The training and inference code is released under Apache 2.0 at github.com/haotian-liu/LLaVA.[11] Hugging Face Transformers integrates LLaVA via the LlavaForConditionalGeneration class (and LlavaNextForConditionalGeneration for 1.6), with LLaVA-NeXT-Video and LLaVA-OneVision having their own model docs.[12][13] Quantized GGUF versions are available for local inference via llama.cpp; Ollama ships pre-built LLaVA images for one-line installation. The complete model zoo, training scripts, and instruction data are documented in the GitHub repository.[11]

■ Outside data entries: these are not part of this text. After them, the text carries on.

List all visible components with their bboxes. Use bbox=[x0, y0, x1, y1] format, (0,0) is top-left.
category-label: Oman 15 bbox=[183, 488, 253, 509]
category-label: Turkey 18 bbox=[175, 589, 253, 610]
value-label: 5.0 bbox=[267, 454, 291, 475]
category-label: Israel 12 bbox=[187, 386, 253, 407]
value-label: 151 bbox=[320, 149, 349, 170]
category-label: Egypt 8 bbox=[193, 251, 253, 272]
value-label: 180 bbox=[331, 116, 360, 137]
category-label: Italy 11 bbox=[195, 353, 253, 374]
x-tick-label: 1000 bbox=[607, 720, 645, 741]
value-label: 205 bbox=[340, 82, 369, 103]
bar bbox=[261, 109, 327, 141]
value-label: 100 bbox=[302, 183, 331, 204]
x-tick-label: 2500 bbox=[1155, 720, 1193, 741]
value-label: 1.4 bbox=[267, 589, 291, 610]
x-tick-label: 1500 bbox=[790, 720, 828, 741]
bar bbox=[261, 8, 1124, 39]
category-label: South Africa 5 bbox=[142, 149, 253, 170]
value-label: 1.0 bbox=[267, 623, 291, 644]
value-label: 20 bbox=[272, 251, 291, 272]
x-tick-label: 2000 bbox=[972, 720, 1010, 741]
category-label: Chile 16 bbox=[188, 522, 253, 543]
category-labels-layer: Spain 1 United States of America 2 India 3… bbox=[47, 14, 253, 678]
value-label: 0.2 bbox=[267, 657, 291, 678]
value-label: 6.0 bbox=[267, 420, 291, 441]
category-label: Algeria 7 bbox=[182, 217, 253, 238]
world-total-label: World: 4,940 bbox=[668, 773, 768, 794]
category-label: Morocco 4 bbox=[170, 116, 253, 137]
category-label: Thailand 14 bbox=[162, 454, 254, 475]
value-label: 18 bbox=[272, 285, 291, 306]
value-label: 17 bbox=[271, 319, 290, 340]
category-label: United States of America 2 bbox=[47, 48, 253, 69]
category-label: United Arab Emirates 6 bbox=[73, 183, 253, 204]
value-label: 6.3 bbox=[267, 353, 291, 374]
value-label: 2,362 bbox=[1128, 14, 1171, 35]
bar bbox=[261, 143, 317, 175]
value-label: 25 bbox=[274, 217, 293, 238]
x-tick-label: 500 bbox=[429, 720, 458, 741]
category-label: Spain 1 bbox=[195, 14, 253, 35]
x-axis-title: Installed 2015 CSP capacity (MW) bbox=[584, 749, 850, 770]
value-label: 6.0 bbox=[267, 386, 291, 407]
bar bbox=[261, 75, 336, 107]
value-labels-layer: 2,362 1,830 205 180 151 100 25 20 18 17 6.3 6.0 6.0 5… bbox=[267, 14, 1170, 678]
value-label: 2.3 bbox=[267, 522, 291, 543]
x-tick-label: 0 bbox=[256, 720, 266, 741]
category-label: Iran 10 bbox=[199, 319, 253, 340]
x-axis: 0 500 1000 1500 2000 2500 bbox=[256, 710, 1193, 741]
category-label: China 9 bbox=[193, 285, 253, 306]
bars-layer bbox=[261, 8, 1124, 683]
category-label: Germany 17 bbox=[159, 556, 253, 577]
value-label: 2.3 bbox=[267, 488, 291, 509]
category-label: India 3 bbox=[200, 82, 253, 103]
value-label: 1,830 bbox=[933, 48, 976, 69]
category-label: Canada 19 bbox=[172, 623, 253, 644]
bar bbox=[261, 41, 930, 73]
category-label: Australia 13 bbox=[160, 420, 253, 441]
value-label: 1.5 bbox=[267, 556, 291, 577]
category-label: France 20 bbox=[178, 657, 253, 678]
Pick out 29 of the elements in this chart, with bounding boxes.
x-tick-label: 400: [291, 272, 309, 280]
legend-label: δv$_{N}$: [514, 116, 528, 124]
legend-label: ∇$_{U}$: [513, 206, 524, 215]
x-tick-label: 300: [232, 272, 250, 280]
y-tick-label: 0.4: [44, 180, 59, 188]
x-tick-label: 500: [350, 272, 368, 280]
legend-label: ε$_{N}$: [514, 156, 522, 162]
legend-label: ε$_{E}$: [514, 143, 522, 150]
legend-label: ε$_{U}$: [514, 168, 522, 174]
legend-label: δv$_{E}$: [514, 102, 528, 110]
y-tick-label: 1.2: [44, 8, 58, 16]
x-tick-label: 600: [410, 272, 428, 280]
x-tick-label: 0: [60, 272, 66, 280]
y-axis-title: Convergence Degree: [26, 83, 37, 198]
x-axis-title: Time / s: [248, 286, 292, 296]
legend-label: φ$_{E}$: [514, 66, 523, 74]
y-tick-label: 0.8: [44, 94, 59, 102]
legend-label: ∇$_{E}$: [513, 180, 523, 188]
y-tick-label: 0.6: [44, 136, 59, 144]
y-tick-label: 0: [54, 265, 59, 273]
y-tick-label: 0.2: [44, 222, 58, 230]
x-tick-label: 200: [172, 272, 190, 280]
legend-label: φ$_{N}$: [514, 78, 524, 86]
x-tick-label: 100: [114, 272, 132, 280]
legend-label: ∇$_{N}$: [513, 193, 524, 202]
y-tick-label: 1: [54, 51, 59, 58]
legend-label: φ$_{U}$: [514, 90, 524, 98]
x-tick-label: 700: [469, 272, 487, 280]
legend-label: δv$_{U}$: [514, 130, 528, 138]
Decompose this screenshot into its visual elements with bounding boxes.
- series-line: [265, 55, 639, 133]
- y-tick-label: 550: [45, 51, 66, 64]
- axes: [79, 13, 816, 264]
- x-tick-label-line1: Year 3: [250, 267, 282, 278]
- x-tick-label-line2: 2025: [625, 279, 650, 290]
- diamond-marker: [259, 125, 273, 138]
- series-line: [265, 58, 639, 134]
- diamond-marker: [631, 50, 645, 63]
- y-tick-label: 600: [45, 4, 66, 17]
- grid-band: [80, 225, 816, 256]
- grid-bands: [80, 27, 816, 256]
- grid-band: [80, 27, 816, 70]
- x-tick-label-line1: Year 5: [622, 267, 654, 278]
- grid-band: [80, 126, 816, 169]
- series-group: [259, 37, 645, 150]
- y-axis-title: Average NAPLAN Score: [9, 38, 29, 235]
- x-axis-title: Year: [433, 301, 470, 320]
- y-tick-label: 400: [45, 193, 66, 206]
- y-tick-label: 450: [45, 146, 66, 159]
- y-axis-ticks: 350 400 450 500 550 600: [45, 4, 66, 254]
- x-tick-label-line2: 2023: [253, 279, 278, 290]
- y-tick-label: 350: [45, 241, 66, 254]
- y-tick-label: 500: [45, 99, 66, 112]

Users must comply with the original licenses for the underlying components: OpenAI's CLIP terms, the LLaMA and Vicuna community licenses for the LLM backbone, and the OpenAI Terms of Use for any data generated from GPT-4 (this is why the LLaVA-Instruct-158K dataset is research-only).
LLaVA is one of the most-cited and most-replicated open-source vision language model projects of the 2023-2024 wave.[14][15] The visual instruction tuning recipe is now standard in nearly every open MLLM release: Qwen-VL, InternVL, MiniCPM-V, DeepSeek-VL, Phi-3-Vision, Idefics, Molmo, and many others adopted variants of the same data format and training pipeline.
The LLaVA-Instruct-158K dataset and its successors (the academic VQA mix from 1.5, the OCR and reasoning extensions from 1.6, the multi-image and video data from OneVision) are widely reused as ingredients in other training mixtures. GitHub issues and Hugging Face discussions for new MLLM releases routinely cite LLaVA for ablation comparisons, recipe inspiration, or as a starting point for fine-tuning.
For anyone studying the open-source multimodal AI lineage, LLaVA is the project that demonstrated the field could move quickly and cheaply, and that simple recipes plus careful data curation can compete with much more elaborate approaches.